The REST Architectural Constraints
The REST architectural paradigm defines a few best practices, also known as constraints, discussed below:
In a RESTful architecture, the server and the client are clearly isolated from each other. While the server doesn’t know the user interface, the client doesn’t know the application’s business logic or how the application persists data. You can change the server and the client independent of one another.
The foundation of REST architecture is the stateless HTTP protocol. In a REST-based architecture, clients and servers should communicate with each other in a stateless way. Most importantly, state information can only be managed at the client, not at the server. In other words, each request is isolated and disconnected in REST architecture, and no client information is preserved between requests.
Caching is a proven technique that can enhance the scalability and performance of an application. A RESTful architecture should allow the clients to cache data. For managing cache efficiently, the architecture should enable you to decide whether to use response caching.
Code on Demand
In a typical REST architecture, a server sends back static representations of resources. This response is usually sent in the form of JSON or XML. However, if needed, a server can send executable code as well.
REST provides a standard, uniform interface that is fundamental to the design of a RESTful service. This interface between a client and a server restricts the operations that can be performed on the server using standard HTTP verbs that include GET, POST, PUT and DELETE.
The REST architectural style enables building an architecture composed of multiple layers of servers where you deploy the API on one server and store data on another.
What is a RESTful Service?
A RESTful Web Service or a RESTful Service or a RESTful API is a platform and language independent service that adheres to REST-based architecture constraints. It comprises a collection of resources that contain a basic URI for accessing the service, a MIME type (i.e., JSON or XML), and a set of pre-defined actions such as HTTP GET, HTTP POST, HTTP PUT, HTTP PATCH or HTTP DELETE). However, unlike web services, there is no standard defined for RESTful services. REST is an architectural style – not a set of standards.
Figure 1 below illustrates how a RESTful API interacts with clients or consumers to perform read, add and edit operations against a database.

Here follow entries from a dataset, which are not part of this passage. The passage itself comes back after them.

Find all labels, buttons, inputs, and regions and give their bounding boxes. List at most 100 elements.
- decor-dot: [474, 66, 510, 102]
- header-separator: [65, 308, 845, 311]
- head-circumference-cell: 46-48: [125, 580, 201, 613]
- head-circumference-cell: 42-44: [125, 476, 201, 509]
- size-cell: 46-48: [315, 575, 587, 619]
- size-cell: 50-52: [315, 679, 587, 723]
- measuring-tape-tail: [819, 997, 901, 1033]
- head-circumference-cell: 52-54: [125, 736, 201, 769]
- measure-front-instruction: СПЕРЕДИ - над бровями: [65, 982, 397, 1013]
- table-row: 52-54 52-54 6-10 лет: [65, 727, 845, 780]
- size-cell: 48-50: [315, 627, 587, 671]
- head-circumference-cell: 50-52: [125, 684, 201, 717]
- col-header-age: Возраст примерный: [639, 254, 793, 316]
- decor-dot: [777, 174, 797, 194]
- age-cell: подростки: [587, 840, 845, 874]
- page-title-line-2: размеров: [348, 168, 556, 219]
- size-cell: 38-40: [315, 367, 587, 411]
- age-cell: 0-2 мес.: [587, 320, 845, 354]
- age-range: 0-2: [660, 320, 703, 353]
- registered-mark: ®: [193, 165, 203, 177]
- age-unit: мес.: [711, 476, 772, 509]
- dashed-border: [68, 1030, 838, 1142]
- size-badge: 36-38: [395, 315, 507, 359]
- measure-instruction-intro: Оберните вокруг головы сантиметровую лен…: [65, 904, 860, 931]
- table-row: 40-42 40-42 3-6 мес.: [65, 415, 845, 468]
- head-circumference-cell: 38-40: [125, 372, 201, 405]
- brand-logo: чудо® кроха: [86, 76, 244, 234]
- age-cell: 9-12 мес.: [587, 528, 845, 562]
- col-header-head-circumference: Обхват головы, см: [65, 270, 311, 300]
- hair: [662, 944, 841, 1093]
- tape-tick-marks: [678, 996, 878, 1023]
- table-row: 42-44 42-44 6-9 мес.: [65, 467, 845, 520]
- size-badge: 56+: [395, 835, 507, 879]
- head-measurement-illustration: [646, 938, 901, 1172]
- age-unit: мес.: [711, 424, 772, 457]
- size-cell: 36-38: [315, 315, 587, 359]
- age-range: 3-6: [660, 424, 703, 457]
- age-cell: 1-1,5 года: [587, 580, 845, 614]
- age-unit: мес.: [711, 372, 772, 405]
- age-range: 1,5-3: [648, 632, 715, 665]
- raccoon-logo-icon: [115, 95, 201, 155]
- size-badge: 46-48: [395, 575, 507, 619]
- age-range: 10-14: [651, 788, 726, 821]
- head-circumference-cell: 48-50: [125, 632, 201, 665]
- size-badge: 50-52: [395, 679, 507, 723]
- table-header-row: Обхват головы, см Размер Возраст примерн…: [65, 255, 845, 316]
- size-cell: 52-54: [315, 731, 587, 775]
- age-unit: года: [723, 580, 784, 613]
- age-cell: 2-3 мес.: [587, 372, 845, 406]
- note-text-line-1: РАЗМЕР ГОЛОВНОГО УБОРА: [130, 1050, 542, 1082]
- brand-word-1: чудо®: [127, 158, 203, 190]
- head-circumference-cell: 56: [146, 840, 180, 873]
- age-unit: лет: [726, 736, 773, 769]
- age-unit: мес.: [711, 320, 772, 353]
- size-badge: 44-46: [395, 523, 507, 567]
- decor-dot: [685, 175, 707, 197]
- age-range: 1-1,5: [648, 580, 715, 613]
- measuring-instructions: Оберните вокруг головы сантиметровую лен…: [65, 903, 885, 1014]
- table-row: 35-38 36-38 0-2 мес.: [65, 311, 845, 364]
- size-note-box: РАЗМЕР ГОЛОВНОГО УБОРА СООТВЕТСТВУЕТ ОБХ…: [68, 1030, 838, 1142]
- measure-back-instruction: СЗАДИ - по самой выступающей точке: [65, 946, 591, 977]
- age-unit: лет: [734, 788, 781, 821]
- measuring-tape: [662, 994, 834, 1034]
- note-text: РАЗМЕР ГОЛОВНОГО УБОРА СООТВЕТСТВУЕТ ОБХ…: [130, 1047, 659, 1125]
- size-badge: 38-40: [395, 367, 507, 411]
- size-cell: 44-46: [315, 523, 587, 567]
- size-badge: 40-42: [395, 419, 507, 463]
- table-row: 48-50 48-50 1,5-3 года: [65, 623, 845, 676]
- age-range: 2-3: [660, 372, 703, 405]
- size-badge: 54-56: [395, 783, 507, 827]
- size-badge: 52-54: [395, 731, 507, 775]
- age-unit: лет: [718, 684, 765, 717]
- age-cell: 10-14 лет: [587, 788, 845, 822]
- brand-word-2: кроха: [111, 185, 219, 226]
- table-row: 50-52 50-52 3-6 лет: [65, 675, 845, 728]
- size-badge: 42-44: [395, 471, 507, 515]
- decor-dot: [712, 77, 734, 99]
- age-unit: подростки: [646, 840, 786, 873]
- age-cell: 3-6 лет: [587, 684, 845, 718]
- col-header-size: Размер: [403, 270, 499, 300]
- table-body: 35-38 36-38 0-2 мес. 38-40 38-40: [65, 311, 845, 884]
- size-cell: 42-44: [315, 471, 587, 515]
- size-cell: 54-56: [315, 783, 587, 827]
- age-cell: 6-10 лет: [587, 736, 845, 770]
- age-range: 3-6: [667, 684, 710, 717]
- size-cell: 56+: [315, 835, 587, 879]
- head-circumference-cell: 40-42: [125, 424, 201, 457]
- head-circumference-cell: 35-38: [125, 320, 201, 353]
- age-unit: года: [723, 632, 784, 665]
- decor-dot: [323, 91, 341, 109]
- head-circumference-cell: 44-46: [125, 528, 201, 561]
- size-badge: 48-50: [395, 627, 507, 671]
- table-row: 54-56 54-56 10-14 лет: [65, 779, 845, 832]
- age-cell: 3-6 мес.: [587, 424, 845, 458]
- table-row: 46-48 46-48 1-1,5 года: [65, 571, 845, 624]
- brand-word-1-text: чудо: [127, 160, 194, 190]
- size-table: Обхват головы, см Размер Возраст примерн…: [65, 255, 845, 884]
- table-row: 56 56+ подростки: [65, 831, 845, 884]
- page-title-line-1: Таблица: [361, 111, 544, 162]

The following are the supported data formats in a RESTful API:
Resources in REST-based Architectures
REST is an architectural paradigm used to describe how data is displayed, accessed, and changed over the Web. RESTful web services are stateless because of the stateless nature of the HTTP protocol on which these services are typically executed. RESTful web services perform CRUD operations using the stateless HTTP protocol and the HTTP operations such as GET, PUT, POST, and DELETE. REST is adept at doing anything that SOAP and XML-RPC can accomplish.
A resource is the most crucial concept in REST, and it is identified using unique URIs. Resources are represented in digital format such as HTML, XML, JSON, RSS, etc. Typically, resources represent state and functionality in a REST-based architecture and are identified using logical Uniform Resource Locators (URLs). You can read a previous article to know more on resources and resource-oriented architectures.
Summary of REST and REST Services
The REST architectural paradigm was coined by Dr. Roy Fielding in his 2000 doctorate dissertation. It has quickly become popular worldwide in building and architecting applications that connect via HTTP. It received broad acceptance worldwide instead of SOAP and WSDL-based Internet services thanks to their simplicity. RESTful web services have become widely popular primarily because of its support for enhanced scalability and performance.